Was die Spielanteile anging bestätigten die Commanders ihre Position von Beginn an. Velbert machte das Spiel und Kerpen lauerte auf Konter. Doch im vier-gegen-vier konnten ein gut aufgelegter Fathi und die Defensive des SSK das Spiel lange ausgeglichen gestalten. Selbst als Pascal Fontes in der fünften Minute eine große Strafzeit aufgebrummt bekam, konnten die Commanders dies nicht zur Führung nutzen. Im Gegenteil, bei einem Befreiungsangriff stocherte Jens Schipplock den Ball ins Tor zur 1:0 Führung für die Barracudas. Erst in der zehnten Minute konnte Christopher Pickhardt im Nachsetzen den Ausgleich durch ein Powerplaytor erzielen. In der Folge präsentierte sich Kerpen überraschend gut. Die Barracuda-Rumpftruppe spielte mit und ging sogar erneut in Führung. Christian Miltz erzielte in der 20. Minute den 1:2 Pausenstand, der Kerpen mit gutem Selbstvertrauen in die Kabine schickte.

 

Umso überraschender war die Entwicklung ab der 21. Minute. Vom Bully weg brauchte Pickhardt nur sechs Sekunden um den Ausgleich herzustellen. Das 3:2 durch Markus Winzen fiel nur 42 Sekunden später. Was nun folgte war ein Debakel für den SSK. Nur 19 Sekunden später erzielte Martin Schmitz mit einem Schuss von hinter der Mittellinie das 4:2. Nun schien Torhüter Fathi für die Dauerbelastung im ersten Drittel unter den hohen Temperaturen seinen Preis zu bezahlen. Denn auch bei dem Doppelschlag in der 25. Minute, der das Ergebnis auf 6:2 hochschraubte, sah man dem Schlussmann die Erschöpfung an. Er wurde in dieser Phase allerdings auch von seiner Mannschaft bitter im Stich gelassen.
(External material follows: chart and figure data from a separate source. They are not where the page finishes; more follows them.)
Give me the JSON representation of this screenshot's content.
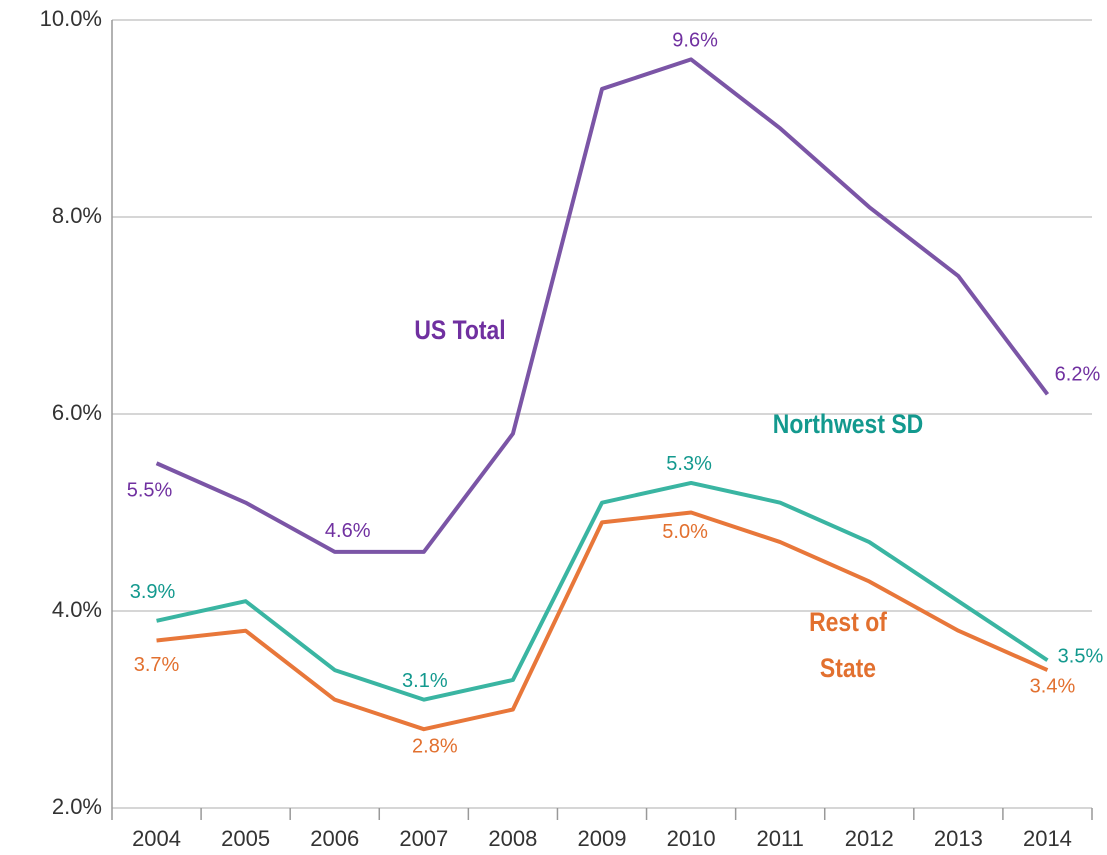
{
  "chart_data": {
    "type": "line",
    "categories": [
      "2004",
      "2005",
      "2006",
      "2007",
      "2008",
      "2009",
      "2010",
      "2011",
      "2012",
      "2013",
      "2014"
    ],
    "series": [
      {
        "name": "US Total",
        "color": "#7b55a6",
        "label_color": "#7030a0",
        "values": [
          5.5,
          5.1,
          4.6,
          4.6,
          5.8,
          9.3,
          9.6,
          8.9,
          8.1,
          7.4,
          6.2
        ],
        "value_labels": [
          "5.5%",
          null,
          "4.6%",
          null,
          null,
          null,
          "9.6%",
          null,
          null,
          null,
          "6.2%"
        ]
      },
      {
        "name": "Northwest SD",
        "color": "#3ab5a2",
        "label_color": "#13998e",
        "values": [
          3.9,
          4.1,
          3.4,
          3.1,
          3.3,
          5.1,
          5.3,
          5.1,
          4.7,
          4.1,
          3.5
        ],
        "value_labels": [
          "3.9%",
          null,
          null,
          "3.1%",
          null,
          null,
          "5.3%",
          null,
          null,
          null,
          "3.5%"
        ]
      },
      {
        "name": "Rest of State",
        "color": "#e8773a",
        "label_color": "#e2702f",
        "values": [
          3.7,
          3.8,
          3.1,
          2.8,
          3.0,
          4.9,
          5.0,
          4.7,
          4.3,
          3.8,
          3.4
        ],
        "value_labels": [
          "3.7%",
          null,
          null,
          "2.8%",
          null,
          null,
          "5.0%",
          null,
          null,
          null,
          "3.4%"
        ]
      }
    ],
    "ylim": [
      2,
      10
    ],
    "yticks": [
      {
        "value": 2,
        "label": "2.0%"
      },
      {
        "value": 4,
        "label": "4.0%"
      },
      {
        "value": 6,
        "label": "6.0%"
      },
      {
        "value": 8,
        "label": "8.0%"
      },
      {
        "value": 10,
        "label": "10.0%"
      }
    ],
    "grid": true
  }
}
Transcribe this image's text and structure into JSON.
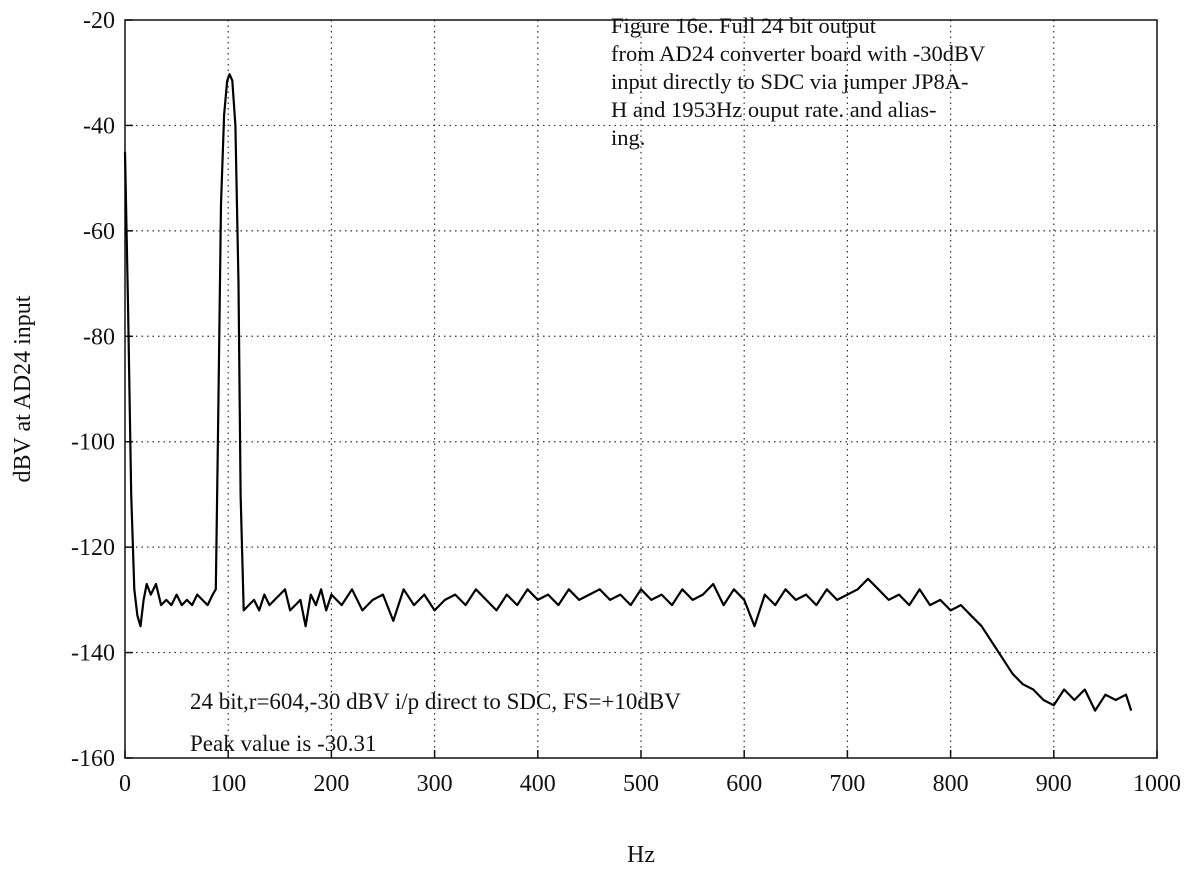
{
  "caption": {
    "lines": [
      "Figure 16e.    Full 24 bit output",
      "from AD24 converter board with -30dBV",
      "input directly to SDC via jumper JP8A-",
      "H and 1953Hz ouput rate. and alias-",
      "ing."
    ]
  },
  "annotations": {
    "line1": "24 bit,r=604,-30 dBV i/p direct to SDC, FS=+10dBV",
    "line2": "Peak value is -30.31"
  },
  "chart_data": {
    "type": "line",
    "title": "",
    "xlabel": "Hz",
    "ylabel": "dBV at AD24 input",
    "xlim": [
      0,
      1000
    ],
    "ylim": [
      -160,
      -20
    ],
    "x_ticks": [
      0,
      100,
      200,
      300,
      400,
      500,
      600,
      700,
      800,
      900,
      1000
    ],
    "y_ticks": [
      -20,
      -40,
      -60,
      -80,
      -100,
      -120,
      -140,
      -160
    ],
    "grid": true,
    "grid_style": "dotted",
    "series": [
      {
        "color": "#000000",
        "x": [
          0,
          3,
          6,
          9,
          12,
          15,
          18,
          21,
          25,
          30,
          35,
          40,
          45,
          50,
          55,
          60,
          65,
          70,
          75,
          80,
          85,
          88,
          90,
          93,
          96,
          99,
          101.4,
          104,
          107,
          110,
          112,
          115,
          120,
          125,
          130,
          135,
          140,
          145,
          150,
          155,
          160,
          165,
          170,
          175,
          180,
          185,
          190,
          195,
          200,
          210,
          220,
          230,
          240,
          250,
          260,
          270,
          280,
          290,
          300,
          310,
          320,
          330,
          340,
          350,
          360,
          370,
          380,
          390,
          400,
          410,
          420,
          430,
          440,
          450,
          460,
          470,
          480,
          490,
          500,
          510,
          520,
          530,
          540,
          550,
          560,
          570,
          580,
          590,
          600,
          610,
          620,
          630,
          640,
          650,
          660,
          670,
          680,
          690,
          700,
          710,
          715,
          720,
          730,
          740,
          750,
          760,
          770,
          780,
          790,
          800,
          810,
          820,
          830,
          840,
          850,
          860,
          870,
          880,
          890,
          900,
          910,
          920,
          930,
          940,
          950,
          960,
          970,
          975
        ],
        "y": [
          -45,
          -75,
          -110,
          -128,
          -133,
          -135,
          -130,
          -127,
          -129,
          -127,
          -131,
          -130,
          -131,
          -129,
          -131,
          -130,
          -131,
          -129,
          -130,
          -131,
          -129,
          -128,
          -100,
          -55,
          -38,
          -31.5,
          -30.31,
          -31.5,
          -40,
          -70,
          -110,
          -132,
          -131,
          -130,
          -132,
          -129,
          -131,
          -130,
          -129,
          -128,
          -132,
          -131,
          -130,
          -135,
          -129,
          -131,
          -128,
          -132,
          -129,
          -131,
          -128,
          -132,
          -130,
          -129,
          -134,
          -128,
          -131,
          -129,
          -132,
          -130,
          -129,
          -131,
          -128,
          -130,
          -132,
          -129,
          -131,
          -128,
          -130,
          -129,
          -131,
          -128,
          -130,
          -129,
          -128,
          -130,
          -129,
          -131,
          -128,
          -130,
          -129,
          -131,
          -128,
          -130,
          -129,
          -127,
          -131,
          -128,
          -130,
          -135,
          -129,
          -131,
          -128,
          -130,
          -129,
          -131,
          -128,
          -130,
          -129,
          -128,
          -127,
          -126,
          -128,
          -130,
          -129,
          -131,
          -128,
          -131,
          -130,
          -132,
          -131,
          -133,
          -135,
          -138,
          -141,
          -144,
          -146,
          -147,
          -149,
          -150,
          -147,
          -149,
          -147,
          -151,
          -148,
          -149,
          -148,
          -151
        ]
      }
    ]
  }
}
Zum Glück für Kerpen kassierte Schmitz, der im Hinspiel, wie auch heute, durch besonders unsportliches Verhalten und unfaires Spiel auffiel, kurz nach seinem zweiten Treffer eine Fünfminutenstrafe. Durch die Überzahl fingen sich die Barracudas wieder und Andre Friedrichs konnte per Direktabnahme den 3:6 Anschlusstreffer erzielen. Leider folgte dem Anschluss nur 55 Sekunden später das 7:3 durch Winzen. Trotzdem hatten sich die Gäste gefangen und spielten langsam wieder mit. So konnten beide Teams bis zur Pause noch zwei Treffer erzielen, was zum 9:4-Pausenstand führte.

 

Das Spiel schien entschieden. Zu gering waren die Mittel des SSK an diesem Tag. Bei den hochsommerlichen Temperaturen konnten die zwei Blöcke des SSK nichts mehr ausrichten. Und wenn Kerpen schien ins Spiel zurückzukommen, vermasselten es sich die Barracudas durch dumme Strafzeiten. Einer unnötigen Zehnminutenstrafe gegen Christian Miltz folgte der negative Höhepunkt des letzten Drittels. Thorsten Odenthal checkte einen Velberter von hinten gegen die Bande und kassierte eine vollkommen verdiente Spieldauerdisziplinarstrafe. Spätestens nun war das Schicksal des SSK besiegelt und das 10:5 durch Winzen die logische Folge, sowie der Endstand dieser Partie.

 

Eine Niederlage, die besonders schmerzt. Die Commanders sind ein direkter Konkurrent um den Klassenerhalt und haben durch diesen Sieg einen entscheidenden Vorteil gegenüber dem SSK. Der steht nun mit dem Rücken zur Wand und muss sich in der Sommerpause mit ansehen was die Konkurrenz macht. Dabei ist zu erwarten, dass auch der TSV Bernahrdswald an den Barracudas vorbeiziehen wird und sich Kerpen im August auf einem Abstiegplatz befindet. Dann sind die vier ausstehenden Spiele nach der Sommerpause richtige Endspiele. Zu Beginn ist ausgerechnet der Tabellenführer und Topfavorit aus Assenheim zu Gast in Kerpen, bevor gegen Bernhardswald und Deggendorf wahre „Vier-Pnkte-Spiele" vor heimischer Kulisse folgen. Den Abschluss bestreiten die Raubfische dann beim HC Merdingen. Wenn es in Kerpen kommende Saison noch Zweitligahockey geben soll, müssen die Barracudas aus diesen Spielen mindestens zwei gewinnen. Allerdings wird dafür eine enorme Leistungssteigerung und eine bessere Einstellung als in den letzten Wochen von Nöten sein.